A casa que não tem porta
O Discord pode ser visto como uma casa - só que sem porta. Os pais ficam do lado de fora. As crianças entram com convite. E, muitas vezes, esse convite chega pela colega do recreio.
São duzentos milhões de utilizadores por mês. Há chat de voz e vídeo. Usam-se nomes inventados. E há conversas que desaparecem.
A plataforma apareceu em 2015, pensada para gamers. Entretanto, tornou-se um dos destinos seguintes para muitas crianças quando deixam o Roblox.
A Polícia Judiciária confirma esse percurso. Existem inquéritos por aliciamento sexual de menores em Roblox, Fortnite e Discord. A conversa começa dentro do jogo e, depois, muda-se para o Discord. É lá que lhes pedem conteúdos íntimos. Foi esse o caminho no caso desta menina de onze anos.
O recreio é o Roblox. A sala fechada é o Discord.
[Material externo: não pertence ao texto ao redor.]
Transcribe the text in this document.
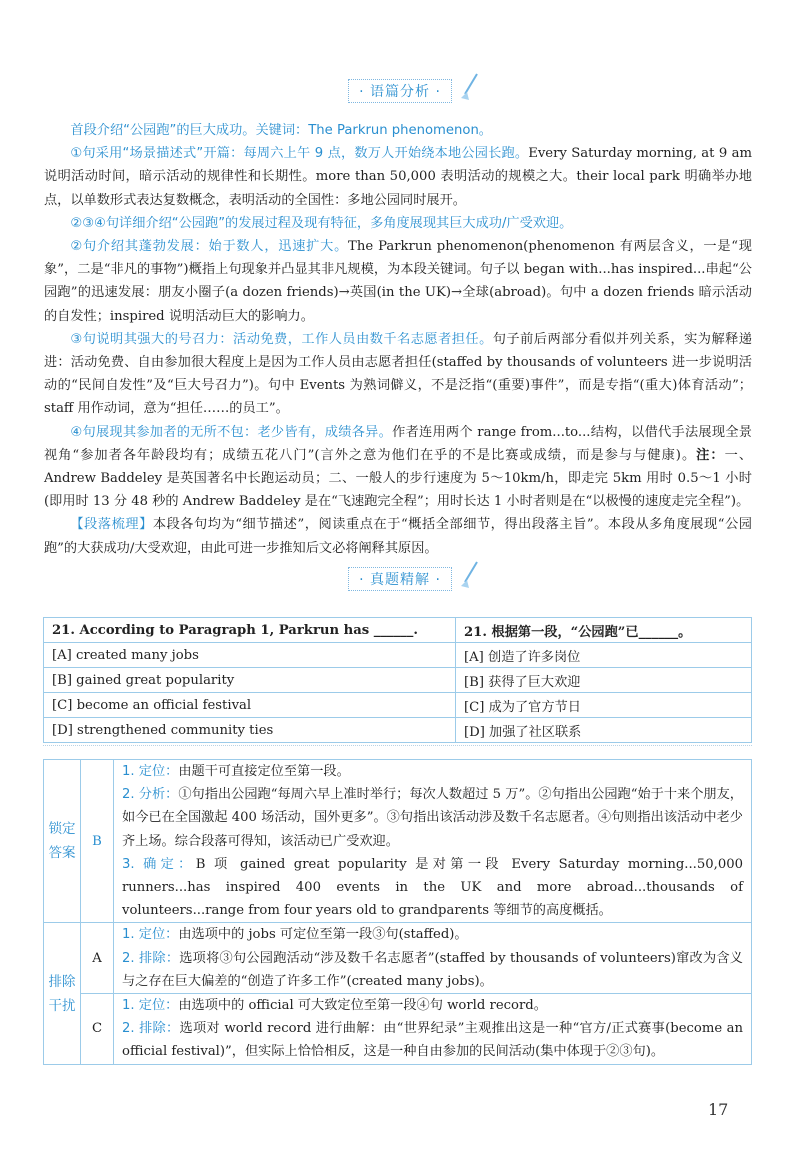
· 语篇分析 ·

首段介绍“公园跑”的巨大成功。关键词：The Parkrun phenomenon。

①句采用“场景描述式”开篇：每周六上午 9 点，数万人开始绕本地公园长跑。Every Saturday morning, at 9 am 说明活动时间，暗示活动的规律性和长期性。more than 50,000 表明活动的规模之大。their local park 明确举办地点，以单数形式表达复数概念，表明活动的全国性：多地公园同时展开。

②③④句详细介绍“公园跑”的发展过程及现有特征，多角度展现其巨大成功/广受欢迎。

②句介绍其蓬勃发展：始于数人，迅速扩大。The Parkrun phenomenon(phenomenon 有两层含义，一是“现象”，二是“非凡的事物”)概指上句现象并凸显其非凡规模，为本段关键词。句子以 began with...has inspired...串起“公园跑”的迅速发展：朋友小圈子(a dozen friends)→英国(in the UK)→全球(abroad)。句中 a dozen friends 暗示活动的自发性；inspired 说明活动巨大的影响力。

③句说明其强大的号召力：活动免费，工作人员由数千名志愿者担任。句子前后两部分看似并列关系，实为解释递进：活动免费、自由参加很大程度上是因为工作人员由志愿者担任(staffed by thousands of volunteers 进一步说明活动的“民间自发性”及“巨大号召力”)。句中 Events 为熟词僻义，不是泛指“(重要)事件”，而是专指“(重大)体育活动”；staff 用作动词，意为“担任……的员工”。

④句展现其参加者的无所不包：老少皆有，成绩各异。作者连用两个 range from...to...结构，以借代手法展现全景视角“参加者各年龄段均有；成绩五花八门”(言外之意为他们在乎的不是比赛或成绩，而是参与与健康)。注：一、Andrew Baddeley 是英国著名中长跑运动员；二、一般人的步行速度为 5～10km/h，即走完 5km 用时 0.5～1 小时(即用时 13 分 48 秒的 Andrew Baddeley 是在“飞速跑完全程”；用时长达 1 小时者则是在“以极慢的速度走完全程”)。

【段落梳理】本段各句均为“细节描述”，阅读重点在于“概括全部细节，得出段落主旨”。本段从多角度展现“公园跑”的大获成功/大受欢迎，由此可进一步推知后文必将阐释其原因。

· 真题精解 ·
21. According to Paragraph 1, Parkrun has ______.	21. 根据第一段，“公园跑”已______。
[A] created many jobs	[A] 创造了许多岗位
[B] gained great popularity	[B] 获得了巨大欢迎
[C] become an official festival	[C] 成为了官方节日
[D] strengthened community ties	[D] 加强了社区联系
锁定答案	B	1. 定位：由题干可直接定位至第一段。
2. 分析：①句指出公园跑“每周六早上准时举行；每次人数超过 5 万”。②句指出公园跑“始于十来个朋友，如今已在全国激起 400 场活动，国外更多”。③句指出该活动涉及数千名志愿者。④句则指出该活动中老少齐上场。综合段落可得知，该活动已广受欢迎。
3. 确定：B 项 gained great popularity 是对第一段 Every Saturday morning...50,000 runners...has inspired 400 events in the UK and more abroad...thousands of volunteers...range from four years old to grandparents 等细节的高度概括。

排除干扰	A	1. 定位：由选项中的 jobs 可定位至第一段③句(staffed)。
2. 排除：选项将③句公园跑活动“涉及数千名志愿者”(staffed by thousands of volunteers)窜改为含义与之存在巨大偏差的“创造了许多工作”(created many jobs)。

	C	1. 定位：由选项中的 official 可大致定位至第一段④句 world record。
2. 排除：选项对 world record 进行曲解：由“世界纪录”主观推出这是一种“官方/正式赛事(become an official festival)”，但实际上恰恰相反，这是一种自由参加的民间活动(集中体现于②③句)。
17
Mikazz e duzentos e quarenta crimes
Quem era Mikazz? Em casa, ninguém desconfiava. Miguel P., dezoito anos, morava com a mãe e o padrasto. Estudava manutenção industrial. Estava, segundo a acusação do Ministério Público, adaptado às rotinas associadas à vida familiar. No Discord, apresentava-se de outra forma. Administrava o grupo The Kiss.
Em Maio de 2024, a Polícia Judiciária deteve-o. O Ministério Público acusou-o de duzentos e quarenta crimes. Sete são de instigação a homicídio.
O que aparece descrito é extremo: pornografia de menores em centenas de ficheiros; animais torturados em directo para quem quisesse assistir; adolescentes a cortarem-se ao vivo; propaganda nazi; ódio contra mulheres e homossexuais; incitamento a massacres em escolas.
A acusação descreve isto como cultos digitais: líderes carismáticos e discípulos obedientes. Em Portugal, Mikazz não é caso único.
A Polícia Judiciária diz tê-las identificado. Quatro emoções na burla: medo, ganância, solidão, afecto. No grooming, são duas: a solidão e o afecto. Muda o alvo. Não muda o método.
O ecrã que recruta
O último Relatório Anual de Segurança Interna deixou o diagnóstico por escrito. A extrema-direita recruta menores em servidores, com cultura de memes e figuras que funcionam como influencers. Grupos islâmicos radicais recorrem à inteligência artificial para produzir conteúdos direccionados a público muito jovem. Crianças entre os dez e os treze anos montam grupos para partilhar pornografia e violência extrema. E, em parte, os ofensores em crimes sexuais têm entre doze e dezasseis anos.
A manosfera não ficou apenas na televisão. Entrou também nos servidores onde os filhos passam a noite.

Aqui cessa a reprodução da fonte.